Since most fans see the races on television, Rainey feels it is important to produce a great show.
“When we first started, we had Fans’ Choice. Then we were with BeIn Sports and Dorna helped us with that since MotoGP and World Superbike were on that network. We’ve taken all the TV in-house, so we’re in charge with what the show looks like and we’re happy,” Rainey said. “We’ve got it out on FOX Sports 2 on the live broadcast for Superbike, then we have a one-hour highlights show, ‘Inside MotoAmerica,’ which is on at a later date on NBC Sports. That’s a show that explains what MotoAmerica is, the riders, teams and sponsors, what road racing is. And we also have MotoAmerica Live+. That’s been a real hit.

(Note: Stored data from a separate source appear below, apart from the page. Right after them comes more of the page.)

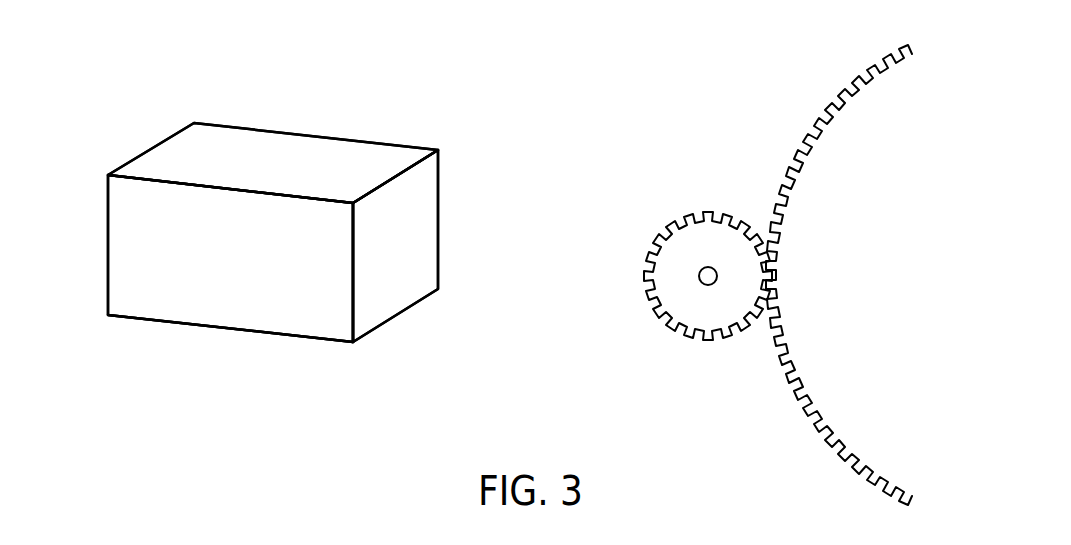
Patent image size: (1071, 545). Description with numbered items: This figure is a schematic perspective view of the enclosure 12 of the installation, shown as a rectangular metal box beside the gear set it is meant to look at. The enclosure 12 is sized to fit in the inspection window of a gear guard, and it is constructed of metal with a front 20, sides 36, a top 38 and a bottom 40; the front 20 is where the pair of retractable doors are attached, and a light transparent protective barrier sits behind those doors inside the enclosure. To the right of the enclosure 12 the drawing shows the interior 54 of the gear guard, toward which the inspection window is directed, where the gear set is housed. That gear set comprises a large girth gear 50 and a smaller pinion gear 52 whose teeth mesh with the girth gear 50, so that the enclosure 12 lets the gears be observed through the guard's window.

The enclosure 12 is at (146, 112).
The front 20 is at (395, 283).
The sides 36 is at (218, 260).
The top 38 is at (305, 150).
The bottom 40 is at (295, 337).
The girth gear 50 is at (857, 100).
The pinion gear 52 is at (712, 240).
The interior 54 is at (573, 137).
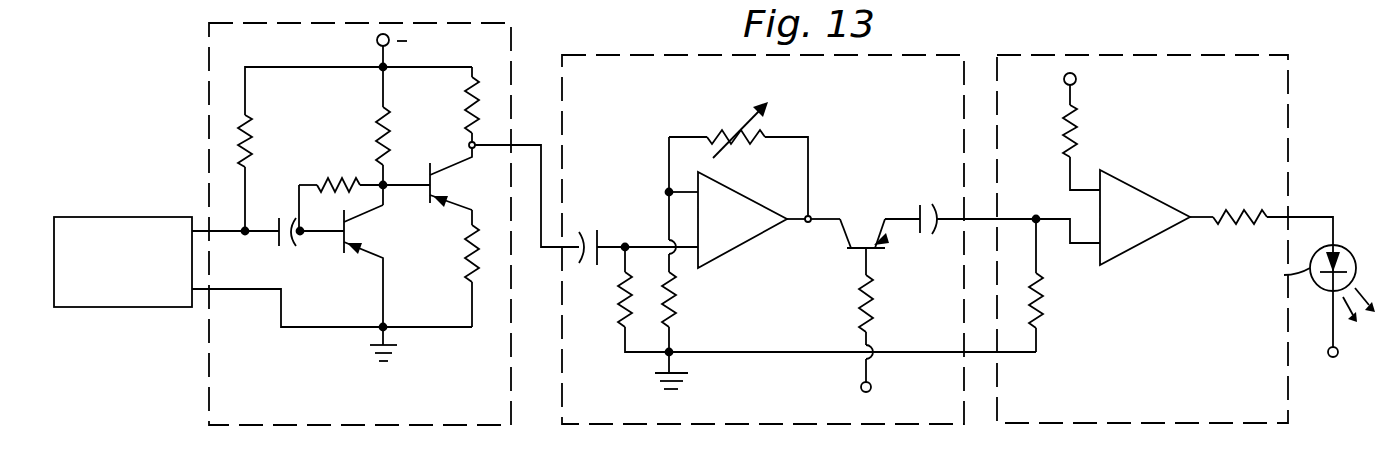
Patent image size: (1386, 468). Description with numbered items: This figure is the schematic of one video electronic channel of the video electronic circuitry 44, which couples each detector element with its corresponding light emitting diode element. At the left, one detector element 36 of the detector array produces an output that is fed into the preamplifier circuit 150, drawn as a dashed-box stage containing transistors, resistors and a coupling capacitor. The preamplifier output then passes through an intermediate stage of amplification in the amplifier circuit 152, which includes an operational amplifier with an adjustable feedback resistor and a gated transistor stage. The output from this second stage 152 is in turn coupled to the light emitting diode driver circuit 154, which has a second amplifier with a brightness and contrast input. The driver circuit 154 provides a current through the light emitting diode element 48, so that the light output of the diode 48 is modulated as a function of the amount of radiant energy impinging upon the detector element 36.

The detector element 36 is at (126, 217).
The video electronic circuitry 44 is at (190, 121).
The preamplifier circuit 150 is at (209, 381).
The amplifier circuit 152 is at (562, 373).
The light emitting diode driver circuit 154 is at (1288, 156).
The light emitting diode element 48 is at (1350, 261).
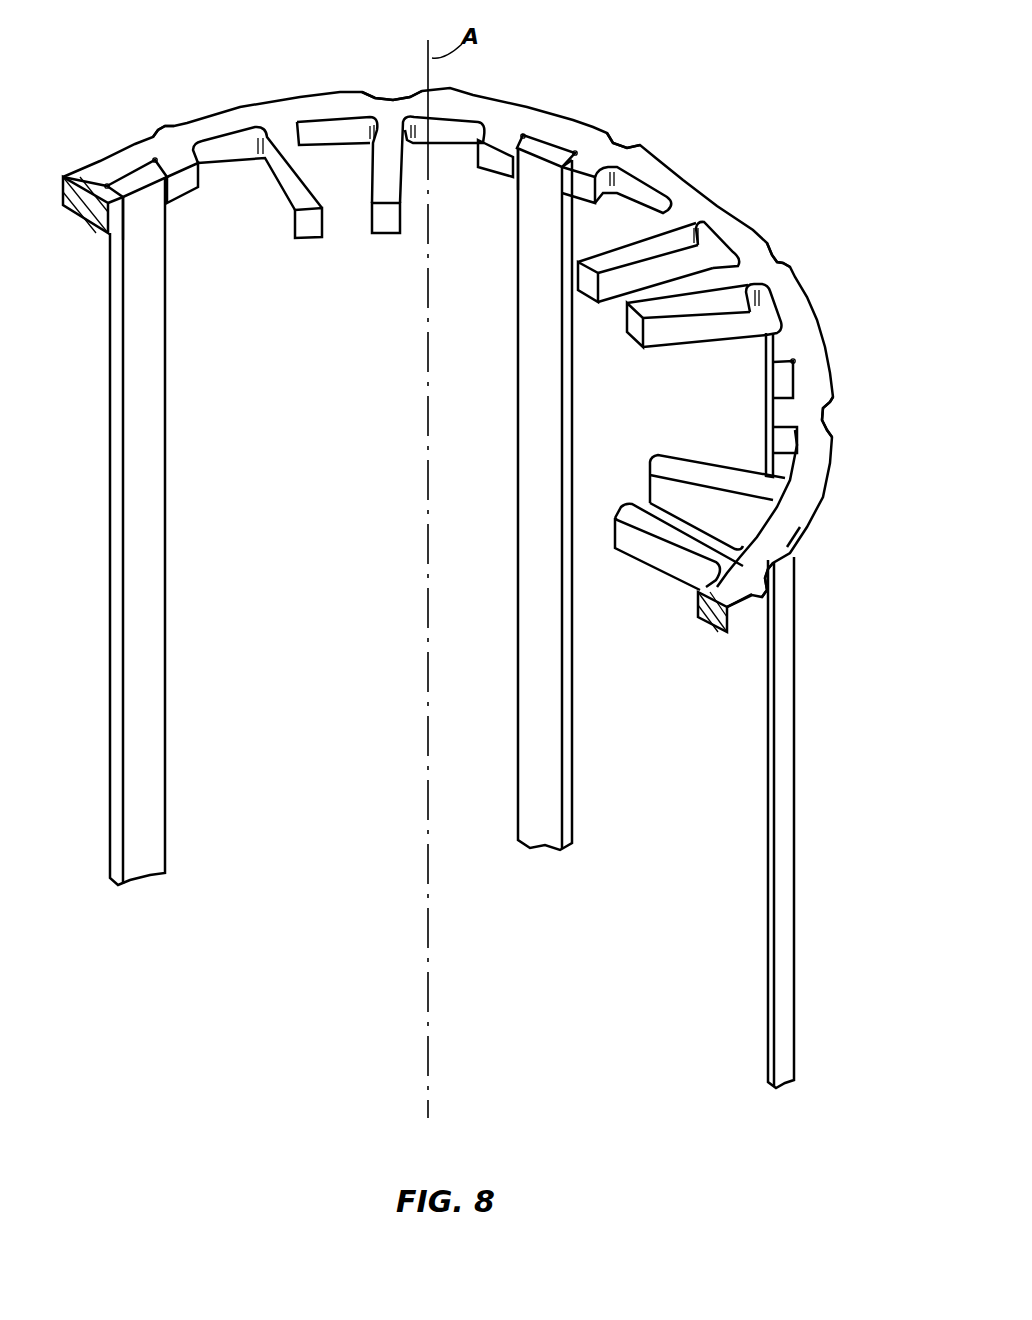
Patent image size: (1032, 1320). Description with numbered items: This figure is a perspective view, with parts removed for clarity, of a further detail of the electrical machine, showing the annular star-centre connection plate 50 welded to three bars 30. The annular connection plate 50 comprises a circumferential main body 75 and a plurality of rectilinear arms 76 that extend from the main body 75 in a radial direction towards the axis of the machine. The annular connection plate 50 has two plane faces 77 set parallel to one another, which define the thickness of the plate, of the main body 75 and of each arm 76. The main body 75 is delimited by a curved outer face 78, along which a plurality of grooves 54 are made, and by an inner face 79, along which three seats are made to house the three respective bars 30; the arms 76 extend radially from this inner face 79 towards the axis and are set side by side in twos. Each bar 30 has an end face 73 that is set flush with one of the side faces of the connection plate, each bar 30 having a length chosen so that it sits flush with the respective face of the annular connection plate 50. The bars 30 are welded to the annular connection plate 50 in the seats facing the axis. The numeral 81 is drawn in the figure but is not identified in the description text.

People love to be able to watch all the races inside the series.”
TV is closely tied to sponsorship and the ’87 AMA Superbike champion thinks there will be a bigger jump next year.
“We would have liked to announce this last year,” Rainey said. “We started working on it in July of ’18. We were able to pull it all together and announce it in January of ’19, so I think we will see the benefits in ’20. What I know from behind the scenes, ’20 is going to look a lot different.”
The streaming package is for hard-core fans but also allows fans from outside the U.S. the opportunity to watch the races, creating worldwide interest for MotoAmerica. “Our TV package is now available in Europe and Asia and South America,” said Rainey. “We’re getting some amazing views from the rest of the world and they can see we’re alive and well and thriving.”
MotoAmerica is to the point now where some stability is in order.
“I don’t see anything changing much for next year in any of the classes,” said Rainey. “I think having stability so these teams can make an investment and know they don’t have to invest in a different rule or technology that is going to come down the pike in year two or three. As for Superbike, next year will be about the third year we’re in for these electronics, but I don’t see much changing for next year. I do see more teams and maybe another manufacturer will be on the starting grid and I expect more depth in the teams and more corporate sponsorship.”
What’s the next project for MotoAmerica?
“I think for us, what we are really focusing on now, is the event itself. It might be changing a bit down the road. The last five years, we’ve done a carnival atmosphere for the fans,” Rainey noted. “We want more kids to come to the track. We want families to come and have a good time. Basically, we want them to see motorcycles, and smell and touch and watch. I think we’ll be focusing more on trying to build the event and I think it will look a little different than what we are doing.”
As a racer, Rainey was analytical and determined, a fighter who didn’t give up. In running a series, he shows those same traits. There is still more to be done, but after stepping into a very bad situation, Rainey and his group have won some hard-fought improvements. MotoAmerica has strengthened the foundation of the series.
“We’re starting year five and I think we are starting to reap the fruits of our labor,” he said.